Danilo Butorović

Personal information
- Date of birth: 25 July 1984 (age 42)
- Place of birth: Rijeka, SR Croatia, Yugoslavia

Team information
- Current team: Croatia (assistant)

Managerial career
- Years: Team
- 2016–2018: HNK Orijent 1919
- 2018–2019: Al-Ittihad (assistant)
- 2019–2020: West Bromwich Albion (assistant)
- 2021–2022: Beijing Guoan (assistant)
- 2022–2023: Watford (assistant)
- 2023–2024: Al-Fateh (assistant)
- 2026–: Croatia (assistant)

= Danilo Butorović =

Croatian football coach (born 1984)

Danilo Butorović (/sh/; born 25 July 1984) is a Croatian professional football coach who is currently an assistant coach of the Croatian national team to head coach Slaven Bilić.

==Coaching career==
Butorović played football until the age of 17, when he suffered a bike accident which kept him out of action for several months. During this period he decided to focus on a coaching career rather than a playing one. He began studying to become a coach and earned his UEFA Pro licence and coaching badges from the Croatian FA.

Butorović began his coaching career as manager of Croatian club HNK Orijent 1919. Taking charge in 2016, during a time when the club was going through liquidation and were reformed. At the beginning of his first season Orijent were bottom of the fourth tier of Croatian football however by the time he departed the club two seasons later, they were competing for promotion to the second tier (something they have now achieved).

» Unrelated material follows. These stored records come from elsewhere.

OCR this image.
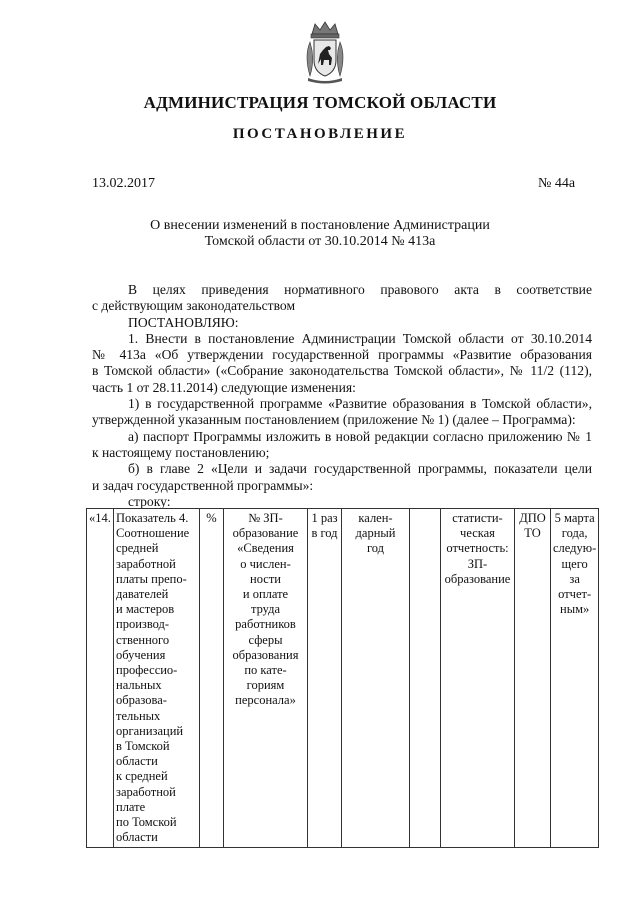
АДМИНИСТРАЦИЯ ТОМСКОЙ ОБЛАСТИ
ПОСТАНОВЛЕНИЕ
13.02.2017	№ 44а
О внесении изменений в постановление Администрации
Томской области от 30.10.2014 № 413а
В целях приведения нормативного правового акта в соответствие
с действующим законодательством
ПОСТАНОВЛЯЮ:
1. Внести в постановление Администрации Томской области от 30.10.2014
№ 413а «Об утверждении государственной программы «Развитие образования
в Томской области» («Собрание законодательства Томской области», № 11/2 (112),
часть 1 от 28.11.2014) следующие изменения:
1) в государственной программе «Развитие образования в Томской области»,
утвержденной указанным постановлением (приложение № 1) (далее – Программа):
а) паспорт Программы изложить в новой редакции согласно приложению № 1
к настоящему постановлению;
б) в главе 2 «Цели и задачи государственной программы, показатели цели
и задач государственной программы»:
строку:
«14.	Показатель 4.
Соотношение
средней
заработной
платы препо-
давателей
и мастеров
производ-
ственного
обучения
профессио-
нальных
образова-
тельных
организаций
в Томской
области
к средней
заработной
плате
по Томской
области	%	№ ЗП-
образование
«Сведения
о числен-
ности
и оплате
труда
работников
сферы
образования
по кате-
гориям
персонала»	1 раз
в год	кален-
дарный
год		статисти-
ческая
отчетность:
ЗП-
образование	ДПО
ТО	5 марта
года,
следую-
щего
за отчет-
ным»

Butorović left Orijent for the position of assistant manager at Al-Ittihad. He had been brought over by Slaven Bilić, who he had a relationship with dating back to when he went to Bilić's West Ham training camp whilst he was serving as manager of the club. Butorović left Al-Ittihad along with Bilić and his assistants after a disappointing start to the season.

In June 2019, Butorović was appointed Assistant Head Coach of English club West Bromwich Albion again working as assistant to manager Slaven Bilić, along with fellow assistant Dean Računica who both served as assistants to Bilić at Al-Ittihad.